The sad quest for a portable audiophile setup

I don’t like to listen to stuff loud. People usually listen loud because their setups are bad and it compensates somewhat. Well, I’d like to preserve my hearing — already imperfect — as much as possible. With my current IEMs, the outside noise is actually louder than when I wear them and play music. In a way, it’s even better for my hearing!

The issue is that nowadays, pretty much all portable players are crap. They rarely support interesting formats. Their amplifier stages are tuned for loudness and sacrifice the dynamic range. Their interfaces are animated and shiny, yet don’t get shit done.

The most popular remedy to bad amplifiers is to use an Apple device, as the proprietary connector provides line out, which is an unamplified signal, and to use an external amplifier. Some other devices provide line out, but are much harder to find. The recommended choice is an iPod 5.5th generation or below, as their DACs are of reasonable quality, but mostly because they are not as locked down as the new ones.

Hopefully, you can replace Apple’s horrible software by Rockbox, an open source alternative that will allow you to get rid of the iTunes dependency or support open and high-quality formats such as FLAC and Ogg Vorbis. One of the perks I get with it is the speaking menus — you can more or less control the device without looking at it, which is not easy to do when there are no buttons but only the ergonomic absurdity that is the “clickwheel”. It can also announce the battery status. The ReplayGain feature prevents me from having to adjust the volume between albums.

Another issue with iPods is the usage of an hard drive. While cheaper than Flash memory, it is much more unreliable and requires more power. You can however replace the hard drive by a CompactFlash card.

My current setup consists of an iPod 5.5g 30gb, with the hard drive replaced by a 32 GB flash drive (it wasn’t much of a choice, given the horrible noise the drive was making). It uses a SendStation Line Out and Micro USB adapter (no need to use a proprietary cable!), which is then hooked to an iBasso T4 amplifier. The amplifier provides me with an hardware volume potentiometer which for that reason alone is worth it. The final stage is handled by the Future Sonics Atrio M5.

Am I happy with it? Well, the sound quality is more than enough. I doubt I could enjoy my music more by upgrading to something else. However, I have a lot of unrelated complaints:

I spent 80€ on the iPod yet much more to make it suck less. And it still sucks. The build quality is shoddy, I frequently have to open it to reconnect components. It powers itself on even when the “lock” switch is activated, draining the battery needlessly. The clickwheel is a pain to use and I can sense it dying. The screen is shiny and obviously unreadable under the sun. Dust is getting inside. It is very slow to power on. The battery isn’t in a good shape, but the Flash memory and usage of an external amplifier compensate for now.
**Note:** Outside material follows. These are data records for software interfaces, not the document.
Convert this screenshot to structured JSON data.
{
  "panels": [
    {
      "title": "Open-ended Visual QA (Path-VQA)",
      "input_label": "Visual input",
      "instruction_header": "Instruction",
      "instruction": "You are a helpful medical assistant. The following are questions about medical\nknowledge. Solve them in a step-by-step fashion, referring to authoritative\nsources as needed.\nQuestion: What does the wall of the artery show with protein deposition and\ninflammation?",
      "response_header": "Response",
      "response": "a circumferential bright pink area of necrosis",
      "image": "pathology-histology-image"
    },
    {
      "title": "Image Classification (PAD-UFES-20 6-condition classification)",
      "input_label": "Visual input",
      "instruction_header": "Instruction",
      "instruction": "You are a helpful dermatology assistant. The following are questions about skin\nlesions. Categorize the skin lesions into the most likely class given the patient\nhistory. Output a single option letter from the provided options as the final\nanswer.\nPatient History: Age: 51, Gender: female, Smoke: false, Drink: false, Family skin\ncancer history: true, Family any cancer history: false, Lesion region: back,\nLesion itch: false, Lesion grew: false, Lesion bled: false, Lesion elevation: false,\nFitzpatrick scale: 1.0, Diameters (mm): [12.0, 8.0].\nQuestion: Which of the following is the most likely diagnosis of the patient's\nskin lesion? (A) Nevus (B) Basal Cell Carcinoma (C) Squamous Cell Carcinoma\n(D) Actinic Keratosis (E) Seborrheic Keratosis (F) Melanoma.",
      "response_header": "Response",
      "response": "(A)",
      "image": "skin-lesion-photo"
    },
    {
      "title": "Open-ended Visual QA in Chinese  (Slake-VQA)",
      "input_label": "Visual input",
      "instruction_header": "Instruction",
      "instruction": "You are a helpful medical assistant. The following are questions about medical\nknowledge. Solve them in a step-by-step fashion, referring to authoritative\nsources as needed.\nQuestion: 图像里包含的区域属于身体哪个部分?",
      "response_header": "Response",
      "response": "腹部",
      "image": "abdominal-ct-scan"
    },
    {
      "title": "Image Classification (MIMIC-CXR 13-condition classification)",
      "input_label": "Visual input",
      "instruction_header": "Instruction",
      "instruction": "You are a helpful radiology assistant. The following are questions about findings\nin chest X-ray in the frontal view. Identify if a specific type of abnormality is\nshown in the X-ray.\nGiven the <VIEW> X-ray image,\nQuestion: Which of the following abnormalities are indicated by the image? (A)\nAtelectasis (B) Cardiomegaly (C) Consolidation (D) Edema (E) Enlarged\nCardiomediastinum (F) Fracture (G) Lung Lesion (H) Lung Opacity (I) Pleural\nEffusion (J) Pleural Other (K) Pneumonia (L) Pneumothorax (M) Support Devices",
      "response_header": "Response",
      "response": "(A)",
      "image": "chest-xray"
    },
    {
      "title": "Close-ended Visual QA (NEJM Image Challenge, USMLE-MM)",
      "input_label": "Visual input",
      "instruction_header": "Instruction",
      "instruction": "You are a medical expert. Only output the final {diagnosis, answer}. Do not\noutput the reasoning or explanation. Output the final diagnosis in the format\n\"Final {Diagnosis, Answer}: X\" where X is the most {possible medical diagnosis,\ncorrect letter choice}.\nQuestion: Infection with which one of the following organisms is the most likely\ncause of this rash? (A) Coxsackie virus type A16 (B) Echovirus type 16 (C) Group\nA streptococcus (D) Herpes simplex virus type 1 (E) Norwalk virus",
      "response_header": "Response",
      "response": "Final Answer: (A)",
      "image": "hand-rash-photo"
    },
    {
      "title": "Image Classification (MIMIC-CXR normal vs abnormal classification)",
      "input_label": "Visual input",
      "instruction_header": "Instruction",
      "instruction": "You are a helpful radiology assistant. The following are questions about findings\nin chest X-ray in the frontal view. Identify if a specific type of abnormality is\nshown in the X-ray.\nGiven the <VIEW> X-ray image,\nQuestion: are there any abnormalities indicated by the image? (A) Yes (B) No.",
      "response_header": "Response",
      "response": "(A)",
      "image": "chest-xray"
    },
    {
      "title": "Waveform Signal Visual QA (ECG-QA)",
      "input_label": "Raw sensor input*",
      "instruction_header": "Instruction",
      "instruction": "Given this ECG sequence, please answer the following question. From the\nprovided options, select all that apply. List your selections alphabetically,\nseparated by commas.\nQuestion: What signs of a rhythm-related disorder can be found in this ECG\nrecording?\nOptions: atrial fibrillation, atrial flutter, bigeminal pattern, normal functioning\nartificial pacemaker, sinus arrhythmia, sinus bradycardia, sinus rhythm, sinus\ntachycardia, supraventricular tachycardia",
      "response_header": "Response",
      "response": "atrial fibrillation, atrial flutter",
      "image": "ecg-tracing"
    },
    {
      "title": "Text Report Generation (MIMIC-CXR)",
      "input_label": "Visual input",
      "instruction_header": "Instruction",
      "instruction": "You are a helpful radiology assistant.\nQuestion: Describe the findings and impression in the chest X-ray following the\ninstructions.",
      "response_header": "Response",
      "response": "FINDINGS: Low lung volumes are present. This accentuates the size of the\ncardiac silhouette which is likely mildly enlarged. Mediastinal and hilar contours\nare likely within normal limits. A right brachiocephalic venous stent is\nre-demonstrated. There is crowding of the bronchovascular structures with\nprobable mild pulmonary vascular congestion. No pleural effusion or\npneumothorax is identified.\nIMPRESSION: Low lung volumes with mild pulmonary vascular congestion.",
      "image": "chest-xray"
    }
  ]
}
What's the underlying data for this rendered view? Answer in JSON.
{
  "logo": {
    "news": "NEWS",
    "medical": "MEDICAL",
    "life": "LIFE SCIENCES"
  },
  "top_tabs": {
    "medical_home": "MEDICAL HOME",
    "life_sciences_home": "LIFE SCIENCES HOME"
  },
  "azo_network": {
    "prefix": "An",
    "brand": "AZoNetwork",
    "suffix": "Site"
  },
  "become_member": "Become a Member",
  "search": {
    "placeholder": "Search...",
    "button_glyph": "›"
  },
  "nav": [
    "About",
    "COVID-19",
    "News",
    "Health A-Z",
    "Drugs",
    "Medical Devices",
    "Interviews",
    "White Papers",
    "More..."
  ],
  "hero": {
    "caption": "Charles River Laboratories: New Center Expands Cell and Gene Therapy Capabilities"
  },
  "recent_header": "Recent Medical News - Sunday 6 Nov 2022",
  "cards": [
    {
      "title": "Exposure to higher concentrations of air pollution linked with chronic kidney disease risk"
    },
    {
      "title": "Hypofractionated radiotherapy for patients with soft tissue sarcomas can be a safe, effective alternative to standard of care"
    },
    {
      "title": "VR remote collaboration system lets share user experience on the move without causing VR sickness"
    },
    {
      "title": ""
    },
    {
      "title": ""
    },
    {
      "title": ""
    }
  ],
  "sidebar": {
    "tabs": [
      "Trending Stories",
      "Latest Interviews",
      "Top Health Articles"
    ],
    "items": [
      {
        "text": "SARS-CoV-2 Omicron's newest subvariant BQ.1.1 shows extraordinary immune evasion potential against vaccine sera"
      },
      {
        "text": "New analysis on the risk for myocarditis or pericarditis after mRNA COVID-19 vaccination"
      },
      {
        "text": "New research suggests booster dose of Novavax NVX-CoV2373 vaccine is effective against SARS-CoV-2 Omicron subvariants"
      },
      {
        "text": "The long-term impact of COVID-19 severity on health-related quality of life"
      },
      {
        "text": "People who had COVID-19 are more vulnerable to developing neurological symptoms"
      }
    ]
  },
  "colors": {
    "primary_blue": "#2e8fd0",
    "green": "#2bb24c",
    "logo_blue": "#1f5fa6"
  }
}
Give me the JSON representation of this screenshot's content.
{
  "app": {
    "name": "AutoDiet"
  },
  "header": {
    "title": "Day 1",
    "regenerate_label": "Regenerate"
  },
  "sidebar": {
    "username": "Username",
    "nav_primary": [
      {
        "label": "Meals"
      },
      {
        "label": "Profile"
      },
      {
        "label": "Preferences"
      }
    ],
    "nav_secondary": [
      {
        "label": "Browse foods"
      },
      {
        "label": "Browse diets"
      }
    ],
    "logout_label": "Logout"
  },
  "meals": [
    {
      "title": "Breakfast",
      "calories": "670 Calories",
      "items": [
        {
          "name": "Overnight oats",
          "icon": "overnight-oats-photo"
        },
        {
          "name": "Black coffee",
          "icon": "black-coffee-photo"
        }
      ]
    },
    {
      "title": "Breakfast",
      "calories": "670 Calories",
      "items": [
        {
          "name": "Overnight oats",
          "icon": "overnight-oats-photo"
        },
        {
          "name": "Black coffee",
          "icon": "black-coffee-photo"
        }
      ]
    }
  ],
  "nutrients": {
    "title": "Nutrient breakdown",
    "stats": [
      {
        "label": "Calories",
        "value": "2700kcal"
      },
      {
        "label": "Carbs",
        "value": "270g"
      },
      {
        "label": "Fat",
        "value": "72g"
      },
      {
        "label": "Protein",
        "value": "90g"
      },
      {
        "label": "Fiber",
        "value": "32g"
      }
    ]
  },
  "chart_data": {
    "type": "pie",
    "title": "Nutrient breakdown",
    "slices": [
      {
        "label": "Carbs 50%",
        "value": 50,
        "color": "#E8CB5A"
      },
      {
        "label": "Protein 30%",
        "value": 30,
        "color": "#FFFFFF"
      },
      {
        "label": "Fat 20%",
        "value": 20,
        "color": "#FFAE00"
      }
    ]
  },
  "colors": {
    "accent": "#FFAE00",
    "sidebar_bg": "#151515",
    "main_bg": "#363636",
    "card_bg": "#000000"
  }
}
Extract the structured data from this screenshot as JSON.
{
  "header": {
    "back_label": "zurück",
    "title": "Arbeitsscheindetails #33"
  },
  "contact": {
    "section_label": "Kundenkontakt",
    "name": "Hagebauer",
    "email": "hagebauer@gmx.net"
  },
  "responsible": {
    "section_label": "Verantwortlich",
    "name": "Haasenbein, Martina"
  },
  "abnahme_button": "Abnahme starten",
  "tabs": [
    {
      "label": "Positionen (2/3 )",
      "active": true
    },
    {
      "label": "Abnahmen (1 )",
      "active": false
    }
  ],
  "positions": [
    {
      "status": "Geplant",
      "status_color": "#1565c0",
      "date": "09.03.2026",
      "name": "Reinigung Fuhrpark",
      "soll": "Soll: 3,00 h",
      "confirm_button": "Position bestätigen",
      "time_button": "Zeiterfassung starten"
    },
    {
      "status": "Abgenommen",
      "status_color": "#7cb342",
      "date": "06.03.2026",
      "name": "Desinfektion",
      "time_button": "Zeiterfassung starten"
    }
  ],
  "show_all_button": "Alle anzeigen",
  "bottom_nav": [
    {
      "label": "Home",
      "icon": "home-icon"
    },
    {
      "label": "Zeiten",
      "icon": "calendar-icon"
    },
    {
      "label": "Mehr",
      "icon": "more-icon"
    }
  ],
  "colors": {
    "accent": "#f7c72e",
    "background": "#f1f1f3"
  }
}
iTunes wasn’t able to restore the iPod properly when I changed the drive, so I had to mirror the drive exactly to the CompactFlash card (losing the additional 2 GB of space), contrarily to what was stated on the adapter’s website. Since I’m probably not the only one with the same issue out there, here is a raw copy of the drive with Rockbox installed as the only OS. It also was a bitch to open, even for an Apple product.

Uploading files to the iPod is slow as hell, and sometimes fails. It seems it doesn’t like writing more than a few gigabytes in a row. And the dock adapter has a tendency to come out.

To sum up, I’m using an iPod but discarding its software, and half its hardware.

The iBasso T4 uses a proprietary cable to recharge. Other than that, it caught many shocks but still works flawlessly. And it can be opened with a screwdriver.

As for the Atrio, for 100€, they were a solid choice. Now that they cost twice as much (and still are the same product) there probably are better options. I use Comply T100 foam tips, and they are generally compatible with Shure eartips (which motivated my choice since I have a bunch of them in stock). One nice touch is that the user’s manual recommends against any artificial bass enhancements: you know you’re not dealing with crappy phones.

So, what would I recommend instead? Well, I’d probably get a FiiO E7 or another iBasso model. But for the media player, I’m stuck. Hence the title.

There might be some hope on the side of the PDMI connector, though.